In your project directory, add the key to your .env file.

First, copy the env.sample file to .env

cp env.sample .env

Now, update the API Keys

APP_PYTHON_COHERE_API_KEY='....'
APP_PYTHON_WCD_URL='....'
APP_PYTHON_WCD_API_KEY='....'

Note: Feel free to modify the embedding configuration in Weaviate Client to use something other than Cohere and configure the API key accordingly.

Create a collection and load data

After configuring the .env values with the above credentials, continue with the data loading into Weaviate.

Head to app/connector/python and execute

python3 load-data.py

This will create a movie collection and load sample movie data with vector embedding using Cohere.

Write custom functions

In app/connector/python/functions.py, add additional functions based on requirements.

We already have two functions.

semantic_search and keyword_search.

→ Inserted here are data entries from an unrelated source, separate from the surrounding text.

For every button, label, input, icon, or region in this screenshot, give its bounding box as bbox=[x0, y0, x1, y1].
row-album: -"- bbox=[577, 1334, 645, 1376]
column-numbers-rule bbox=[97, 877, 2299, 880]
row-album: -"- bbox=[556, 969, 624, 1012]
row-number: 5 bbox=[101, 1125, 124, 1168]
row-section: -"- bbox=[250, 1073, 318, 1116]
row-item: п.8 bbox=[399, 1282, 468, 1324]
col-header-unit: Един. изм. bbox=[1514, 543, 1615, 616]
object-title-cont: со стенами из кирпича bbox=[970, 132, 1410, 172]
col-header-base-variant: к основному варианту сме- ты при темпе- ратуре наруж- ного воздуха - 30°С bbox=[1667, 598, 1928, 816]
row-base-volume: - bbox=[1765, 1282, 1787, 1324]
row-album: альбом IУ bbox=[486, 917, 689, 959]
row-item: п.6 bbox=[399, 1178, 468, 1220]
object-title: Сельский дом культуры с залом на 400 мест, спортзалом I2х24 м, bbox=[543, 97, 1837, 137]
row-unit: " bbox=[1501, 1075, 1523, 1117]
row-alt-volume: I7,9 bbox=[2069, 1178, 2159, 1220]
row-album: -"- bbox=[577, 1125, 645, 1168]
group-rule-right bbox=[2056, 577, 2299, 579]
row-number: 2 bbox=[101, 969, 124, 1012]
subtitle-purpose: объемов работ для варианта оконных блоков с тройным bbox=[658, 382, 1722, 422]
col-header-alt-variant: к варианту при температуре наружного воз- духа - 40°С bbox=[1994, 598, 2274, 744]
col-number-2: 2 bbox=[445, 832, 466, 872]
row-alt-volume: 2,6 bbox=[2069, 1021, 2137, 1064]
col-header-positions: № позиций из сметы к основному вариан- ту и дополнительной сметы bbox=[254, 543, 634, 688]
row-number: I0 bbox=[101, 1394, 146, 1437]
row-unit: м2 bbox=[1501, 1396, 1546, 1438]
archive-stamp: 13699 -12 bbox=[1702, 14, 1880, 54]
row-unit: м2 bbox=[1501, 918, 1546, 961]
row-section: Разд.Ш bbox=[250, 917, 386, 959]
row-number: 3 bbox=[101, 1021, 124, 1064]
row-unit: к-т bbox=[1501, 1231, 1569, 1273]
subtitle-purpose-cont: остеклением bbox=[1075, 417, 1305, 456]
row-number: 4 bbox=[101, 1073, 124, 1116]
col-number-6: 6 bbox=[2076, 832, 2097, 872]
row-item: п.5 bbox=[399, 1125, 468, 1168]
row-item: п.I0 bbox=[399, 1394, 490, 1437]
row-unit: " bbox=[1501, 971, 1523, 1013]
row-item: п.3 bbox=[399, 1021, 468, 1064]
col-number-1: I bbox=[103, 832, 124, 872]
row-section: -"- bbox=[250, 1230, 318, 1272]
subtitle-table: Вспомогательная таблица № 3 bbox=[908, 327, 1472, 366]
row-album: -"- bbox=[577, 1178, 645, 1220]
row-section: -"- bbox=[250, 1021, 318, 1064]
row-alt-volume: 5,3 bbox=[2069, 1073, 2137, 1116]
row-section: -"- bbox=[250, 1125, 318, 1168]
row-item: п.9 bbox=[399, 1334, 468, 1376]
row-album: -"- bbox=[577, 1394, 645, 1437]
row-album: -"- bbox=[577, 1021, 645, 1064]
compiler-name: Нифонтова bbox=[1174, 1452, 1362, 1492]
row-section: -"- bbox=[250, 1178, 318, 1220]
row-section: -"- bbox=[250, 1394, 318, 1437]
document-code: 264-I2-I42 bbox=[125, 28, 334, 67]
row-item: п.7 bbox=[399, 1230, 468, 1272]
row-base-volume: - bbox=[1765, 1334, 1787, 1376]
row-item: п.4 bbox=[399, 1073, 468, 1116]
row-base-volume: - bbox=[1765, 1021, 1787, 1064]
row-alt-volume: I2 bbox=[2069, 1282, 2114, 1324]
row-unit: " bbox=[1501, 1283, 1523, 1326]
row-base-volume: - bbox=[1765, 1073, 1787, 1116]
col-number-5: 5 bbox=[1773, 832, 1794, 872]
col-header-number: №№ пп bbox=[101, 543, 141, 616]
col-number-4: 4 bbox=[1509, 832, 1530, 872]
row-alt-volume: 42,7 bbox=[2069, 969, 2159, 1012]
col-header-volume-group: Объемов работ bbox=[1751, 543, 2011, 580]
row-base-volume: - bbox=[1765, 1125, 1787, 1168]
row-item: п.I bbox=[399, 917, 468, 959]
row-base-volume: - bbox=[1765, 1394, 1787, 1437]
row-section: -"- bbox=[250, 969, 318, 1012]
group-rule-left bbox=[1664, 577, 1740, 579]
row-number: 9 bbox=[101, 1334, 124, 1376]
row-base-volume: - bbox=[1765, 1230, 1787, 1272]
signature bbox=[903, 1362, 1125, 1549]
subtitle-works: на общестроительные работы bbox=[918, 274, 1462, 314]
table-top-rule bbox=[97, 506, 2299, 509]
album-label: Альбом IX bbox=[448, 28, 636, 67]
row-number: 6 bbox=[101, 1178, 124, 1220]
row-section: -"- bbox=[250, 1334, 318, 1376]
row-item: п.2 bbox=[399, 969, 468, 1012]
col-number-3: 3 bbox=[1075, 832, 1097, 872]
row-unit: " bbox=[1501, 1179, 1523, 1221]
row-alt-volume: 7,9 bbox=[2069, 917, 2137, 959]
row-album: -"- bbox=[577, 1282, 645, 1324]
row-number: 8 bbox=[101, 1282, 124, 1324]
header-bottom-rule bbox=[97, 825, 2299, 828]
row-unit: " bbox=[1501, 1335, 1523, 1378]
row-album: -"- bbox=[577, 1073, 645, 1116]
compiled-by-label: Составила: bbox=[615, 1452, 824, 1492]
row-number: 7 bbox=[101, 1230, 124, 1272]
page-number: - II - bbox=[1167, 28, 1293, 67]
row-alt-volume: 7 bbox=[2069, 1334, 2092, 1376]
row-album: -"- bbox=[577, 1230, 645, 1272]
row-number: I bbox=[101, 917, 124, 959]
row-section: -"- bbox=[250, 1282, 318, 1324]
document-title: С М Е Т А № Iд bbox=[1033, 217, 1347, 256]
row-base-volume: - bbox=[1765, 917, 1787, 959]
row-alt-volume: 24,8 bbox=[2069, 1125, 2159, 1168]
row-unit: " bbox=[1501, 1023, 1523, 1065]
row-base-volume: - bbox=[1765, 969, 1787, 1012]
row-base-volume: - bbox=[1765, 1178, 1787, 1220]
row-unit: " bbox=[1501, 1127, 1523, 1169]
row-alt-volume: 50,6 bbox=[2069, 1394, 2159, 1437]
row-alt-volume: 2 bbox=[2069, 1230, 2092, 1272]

They are exposed as functions to PromptQL.

Click to show Python code
"""
functions.py
 
This is an example of how you can use the Python SDK's built-in Function connector to easily write Python code.
When you add a Python Lambda connector to your Hasura project, this file is generated for you!
 
In this file you'll find code examples that will help you get up to speed with the usage of the Hasura lambda connector.
If you are an old pro and already know what is going on you can get rid of these example functions and start writing your own code.
"""
import os
import weaviate
from weaviate.classes.init import Auth
import weaviate.classes.config as wc
import weaviate.classes.query as wq
 
from hasura_ndc import start
from hasura_ndc.function_connector import FunctionConnector
from pydantic import BaseModel, Field # You only need this import if you plan to have complex inputs/outputs, which function similar to how frameworks like FastAPI do
from hasura_ndc.errors import UnprocessableContent
from typing import Annotated
 
# Weaviate Environment Variables
wcd_url = os.environ["WCD_URL"]
wcd_api_key = os.environ["WCD_API_KEY"]
cohere_api_key = os.environ["COHERE_API_KEY"]
 
client = weaviate.connect_to_weaviate_cloud(
    cluster_url=wcd_url,                                    # Replace with your Weaviate Cloud URL
    auth_credentials=Auth.api_key(wcd_api_key),             # Replace with your Weaviate Cloud key
    headers={"X-Cohere-Api-Key": cohere_api_key}
)
 
connector = FunctionConnector()
 
class Movies(BaseModel):
  title: str
 
# Semantic search to find similar entities in weaviate
@connector.register_query # This is how you register a query
def semantic_search(query: str) -> list[Movies]:
    # do near by search with weaviate python client
    # Get the collection
    movies = client.collections.get("Movie")
 
    # Perform query
    response = movies.query.near_text(
        query=query, limit=5, return_metadata=wq.MetadataQuery(distance=True)
    )
 
    movies_list = []
    # Inspect the response
    for o in response.objects:
        print("XXXXXXX")
        print(o.properties)
        print(o.properties["release_date"])
        print(
            o.properties["title"]
        )  # Print the title and release year (note the release date is a datetime object)
        movies_list.append(Movies(title=o.properties["title"]))
        print(
            f"Distance to query: {o.metadata.distance:.3f}\n"
        )  # Print the distance of the object from the query
 
    return movies_list
 
# This is an example of a keyword search function which uses the BM25 algorithm to find the most relevant Movie entities in Weaviate
@connector.register_query # This is how you register a query
def keyword_search(query: str) -> list[Movies]:
    # Get the collection
    movies = client.collections.get("Movie")
 
    # Perform query
    response = movies.query.bm25(
        query="history", limit=5, return_metadata=wq.MetadataQuery(score=True)
    )
 
    movies_list = []
    # Inspect the response
    for o in response.objects:
        print(
            o.properties["title"]
        )  # Print the title and release year (note the release date is a datetime object)
        movies_list.append(Movies(title=o.properties["title"]))
        print(
            f"BM25 score: {o.metadata.score:.3f}\n"
        )  # Print the BM25 score of the object from the query
    return movies_list
 
if __name__ == "__main__":
    start(connector)
 

Build your supergraph

Create your supergraph build locally:

ddn supergraph build local

Start your supergraph locally

ddn run docker-start

Head to your local DDN console

Run the following from your project’s directory:

ddn console --local

Talk to your data

Now, you can ask semantic questions on your data:

> Movies with dystopian future
> Historical movies

Iterating on the Python Code and Logic

After you modify code in Python for any semantic or keyword search logic, you need to update the commands by following the steps below:

Introspect your connector

Make sure Docker is running, then execute:

ddn connector introspect python

Tip: Run in debug mode with the --log-level DEBUG to understand what is going on with the introspection:

Add resources

We need to add the functions available in Python to be available to PromptQL

ddn command add '*'

Build

ddn supergraph build local